For efficiency (as requested by the
question), we should be dealing with pointers to person objects. As arrays
can't really be resized, we need to be able to discard an old array that turns
out to be the wrong size and replace it with a new one. So what we need is a
pointer to an array of pointers to person objects. From the first part of this
question, we know that the declaration should be:
person **data;
together with
int size;
so that we can remember how big the array
is at the moment.
We would need to pico an initial size,
let's say 10, but it could be anything and add assignments:
int size=10;
person **data = new (person *)[size];
How to store something in the array: first
make sure its big enough, resize if not; then simply assign:
//
storing value v at position p: (v is a pointer-to-person, p is an int)
if
(p>size)
resize(p+1);
data[p]=v;
Retrieving a value from the array can still
check that the index is valid, but probably should not resize if it isn't:
//
extracting value from position p and stroing it in variable x:
if
(p<size)
x=data[p];
else
error...
And finally the resize function. This
should first create a new array of the right size, then copy as much from the
old array as will fit, then recycle the old array and start using the new one
instead:
void
resize(int newsize)
{ person **n = new (person *)[newsize];
for (int i=0; i<size &&
i<newsize; i+=1)
n[i] = data[i];
delete[ ] data;
data = n;
size = newsize; }
7. What on earth is this supposed to be?
It
is an ant wearing a hat, being disappointed by a ham sandwich.
What
appears to be an extra leg at the back, and caused some people to think he must
be a spider, is in fact a vestigial tail.

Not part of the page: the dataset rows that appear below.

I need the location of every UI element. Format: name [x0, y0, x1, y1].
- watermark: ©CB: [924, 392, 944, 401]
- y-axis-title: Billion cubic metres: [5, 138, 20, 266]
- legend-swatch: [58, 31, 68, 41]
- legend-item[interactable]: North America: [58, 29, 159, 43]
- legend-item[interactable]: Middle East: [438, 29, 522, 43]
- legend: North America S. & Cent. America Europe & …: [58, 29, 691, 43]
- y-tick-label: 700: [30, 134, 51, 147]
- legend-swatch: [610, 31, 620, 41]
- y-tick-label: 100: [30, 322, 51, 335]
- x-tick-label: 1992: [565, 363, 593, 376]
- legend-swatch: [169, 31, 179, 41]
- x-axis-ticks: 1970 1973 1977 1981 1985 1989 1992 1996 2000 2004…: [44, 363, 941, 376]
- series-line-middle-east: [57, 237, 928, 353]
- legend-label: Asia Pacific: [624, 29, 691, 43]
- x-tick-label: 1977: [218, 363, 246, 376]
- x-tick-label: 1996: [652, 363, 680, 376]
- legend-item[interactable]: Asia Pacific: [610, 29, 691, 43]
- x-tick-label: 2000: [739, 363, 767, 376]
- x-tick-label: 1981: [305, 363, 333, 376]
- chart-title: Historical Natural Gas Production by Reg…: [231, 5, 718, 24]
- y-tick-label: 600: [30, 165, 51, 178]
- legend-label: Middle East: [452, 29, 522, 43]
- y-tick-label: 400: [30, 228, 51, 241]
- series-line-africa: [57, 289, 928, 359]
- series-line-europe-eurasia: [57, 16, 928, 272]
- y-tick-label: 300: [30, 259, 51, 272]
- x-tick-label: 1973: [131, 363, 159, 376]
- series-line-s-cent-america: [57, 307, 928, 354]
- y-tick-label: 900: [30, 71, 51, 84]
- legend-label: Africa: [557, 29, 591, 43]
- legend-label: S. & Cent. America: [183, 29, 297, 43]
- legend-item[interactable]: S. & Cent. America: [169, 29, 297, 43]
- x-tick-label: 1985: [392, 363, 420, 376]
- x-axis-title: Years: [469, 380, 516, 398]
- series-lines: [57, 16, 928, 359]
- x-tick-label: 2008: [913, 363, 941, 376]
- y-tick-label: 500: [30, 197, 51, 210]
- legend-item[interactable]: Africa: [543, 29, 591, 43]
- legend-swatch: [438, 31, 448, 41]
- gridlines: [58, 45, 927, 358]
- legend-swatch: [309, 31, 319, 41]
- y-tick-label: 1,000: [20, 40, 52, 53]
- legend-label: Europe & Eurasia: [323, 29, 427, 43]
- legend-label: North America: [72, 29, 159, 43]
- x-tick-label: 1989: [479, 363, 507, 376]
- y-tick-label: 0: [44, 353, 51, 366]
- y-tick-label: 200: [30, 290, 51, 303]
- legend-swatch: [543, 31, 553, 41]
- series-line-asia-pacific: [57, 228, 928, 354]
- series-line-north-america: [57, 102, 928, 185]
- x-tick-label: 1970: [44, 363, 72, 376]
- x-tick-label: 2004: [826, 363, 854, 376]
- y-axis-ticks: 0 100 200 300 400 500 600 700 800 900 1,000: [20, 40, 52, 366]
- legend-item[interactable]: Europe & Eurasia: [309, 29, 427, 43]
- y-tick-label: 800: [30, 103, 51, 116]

It is quite rude to point out
deformities in others, especially under examination conditions, so I am glad
that so few of you mentioned it.
The
ant is not being swept up by the wind; he is in that position because he is
preparing to pounce on his prey. All the great hunting species pounce, even on
prey that has disappointed them.
He
is disappointed because the sandwich was made with mayonnaise instead of
butter.
The
hat is intended to protect him when stamped on by irate formicophobic humans.
You may think that is a foolish form of protection, but he is only an ant;
there is barely room for a single neuron inside that tiny little head, so I
think he is doing quite well really.